Saturday, May 13, 2017

How are we baptized in Christ’s love?

The rite of Baptism signifies our immersion into Christ’s death so that we might rise again with him. Peter writes that this baptism is not a removal of dirt from the body but an appeal to God for a clear conscience, through the resurrection of Jesus Christ, who has gone into heaven and is at the right hand of God, with angels, authorities, and powers subject to God.

As we reflect on salvific suffering, we come to understand that suffering with and through and in Christ is not a punishment; rather, it is a gift to be lived out, a gift undergone not alone but with Christ – who accompanies us on every step of our daily journey toward him.  In this light, we can share joyfully with Peter when he writes: Always be ready to give an explanation to anyone who asks you for a reason for your hope, but do it with gentleness and reverence, keeping your conscience clear, so that, when you are maligned, those who defame your good conduct in Christ may themselves be put to shame.  For it is better to suffer for doing good, if that be the will of God, than for doing evil.

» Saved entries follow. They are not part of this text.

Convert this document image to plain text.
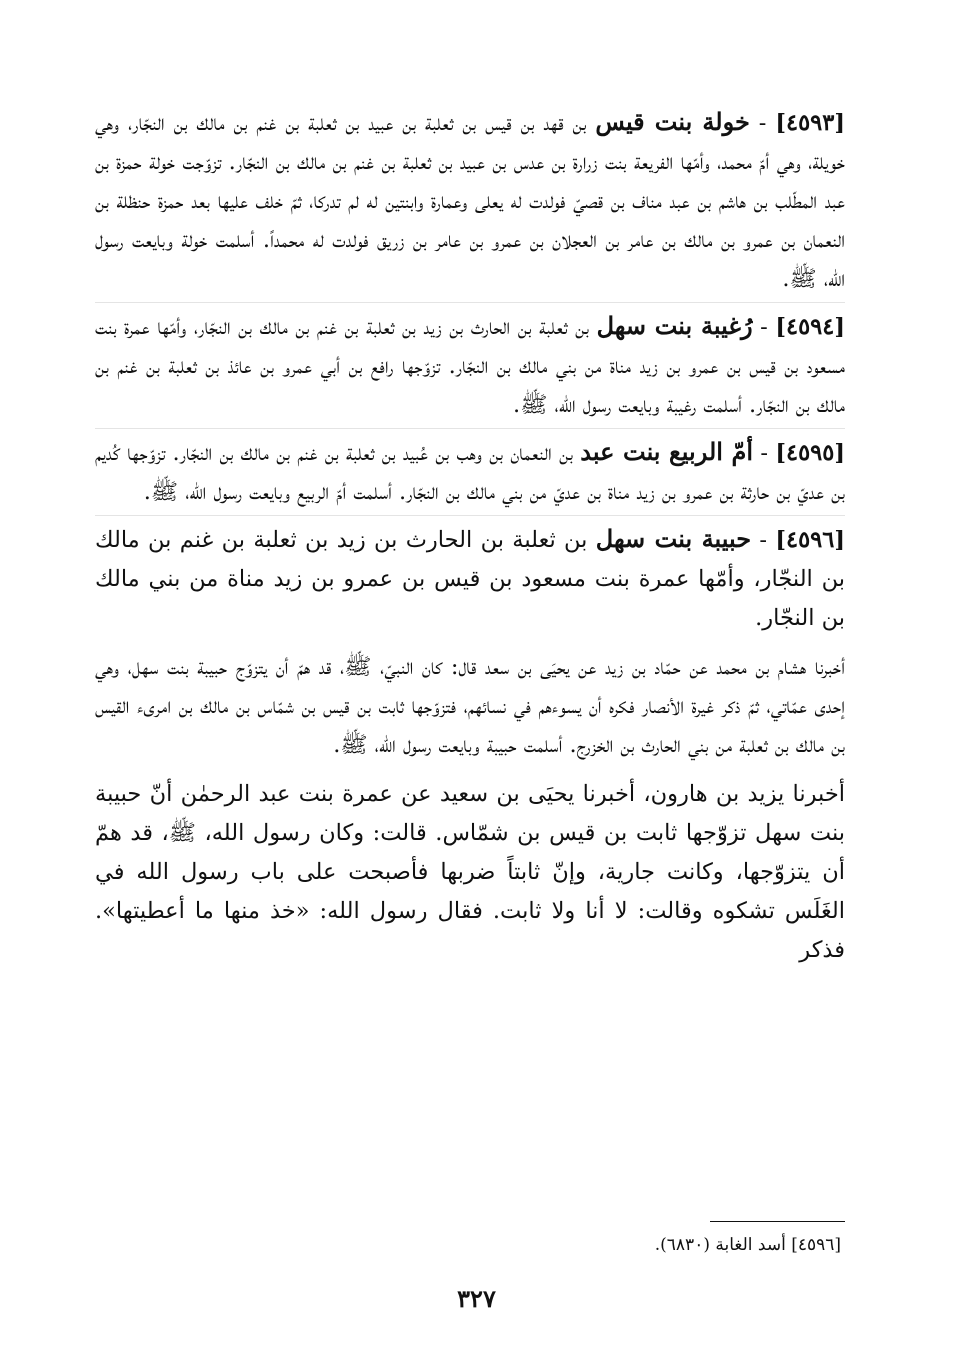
[٤٥٩٣] - خولة بنت قيس بن قهد بن قيس بن ثعلبة بن عبيد بن ثعلبة بن غنم بن مالك بن النجّار، وهي خويلة، وهي أمّ محمد، وأمّها الفريعة بنت زرارة بن عدس بن عبيد بن ثعلبة بن غنم بن مالك بن النجّار. تزوّجت خولة حمزة بن عبد المطّلب بن هاشم بن عبد مناف بن قصيّ فولدت له يعلى وعمارة وابنتين له لم تدركا، ثمّ خلف عليها بعد حمزة حنظلة بن النعمان بن عمرو بن مالك بن عامر بن العجلان بن عمرو بن عامر بن زريق فولدت له محمداً. أسلمت خولة وبايعت رسول الله، ﷺ.

[٤٥٩٤] - رُغيبة بنت سهل بن ثعلبة بن الحارث بن زيد بن ثعلبة بن غنم بن مالك بن النجّار، وأمّها عمرة بنت مسعود بن قيس بن عمرو بن زيد مناة من بني مالك بن النجّار. تزوّجها رافع بن أبي عمرو بن عائذ بن ثعلبة بن غنم بن مالك بن النجّار. أسلمت رغيبة وبايعت رسول الله، ﷺ.

[٤٥٩٥] - أمّ الربيع بنت عبد بن النعمان بن وهب بن عُبيد بن ثعلبة بن غنم بن مالك بن النجّار. تزوّجها كُديم بن عديّ بن حارثة بن عمرو بن زيد مناة بن عديّ من بني مالك بن النجّار. أسلمت أمّ الربيع وبايعت رسول الله، ﷺ.

[٤٥٩٦] - حبيبة بنت سهل بن ثعلبة بن الحارث بن زيد بن ثعلبة بن غنم بن مالك بن النجّار، وأمّها عمرة بنت مسعود بن قيس بن عمرو بن زيد مناة من بني مالك بن النجّار.

أخبرنا هشام بن محمد عن حمّاد بن زيد عن يحيَى بن سعد قال: كان النبيّ، ﷺ، قد همّ أن يتزوّج حبيبة بنت سهل، وهي إحدى عمّاتي، ثمّ ذكر غيرة الأنصار فكره أن يسوءهم في نسائهم، فتزوّجها ثابت بن قيس بن شمّاس بن مالك بن امرىء القيس بن مالك بن ثعلبة من بني الحارث بن الخزرج. أسلمت حبيبة وبايعت رسول الله، ﷺ.

أخبرنا يزيد بن هارون، أخبرنا يحيَى بن سعيد عن عمرة بنت عبد الرحمٰن أنّ حبيبة بنت سهل تزوّجها ثابت بن قيس بن شمّاس. قالت: وكان رسول الله، ﷺ، قد همّ أن يتزوّجها، وكانت جارية، وإنّ ثابتاً ضربها فأصبحت على باب رسول الله في الغَلَس تشكوه وقالت: لا أنا ولا ثابت. فقال رسول الله: «خذ منها ما أعطيتها». فذكر

[٤٥٩٦] أسد الغابة (٦٨٣٠).
٣٢٧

Always be ready to give an explanation of your joy, always reply to your accusers with gentleness and a clear conscience, for it is better to suffer for doing good than to do evil.

Be joyfully filled with hope . . . for you suffer not alone . . .

Take up your personal cross and follow . . .

For by doing so . . . you add your little particle of redemption . . .

To the redemption of the world . . .

There can be no greater calling . . . no greater work . . .

No greater God than our God . . .

Who is an awesome God . . .

Who cradles us each day and all through the night . . .

And shares this gift of treasure with us . . .

Watching . . . waiting . . . smiling . . . abiding . . .

Calling us constantly home.

Amen.

Baptism is defined in the Catechism of the Catholic Church, paragraph 1214 at: http://www.vatican.va/archive/ccc_css/archive/catechism/p2s2c1a1.htm

Adapted from a Favorite written in November 10, 2007.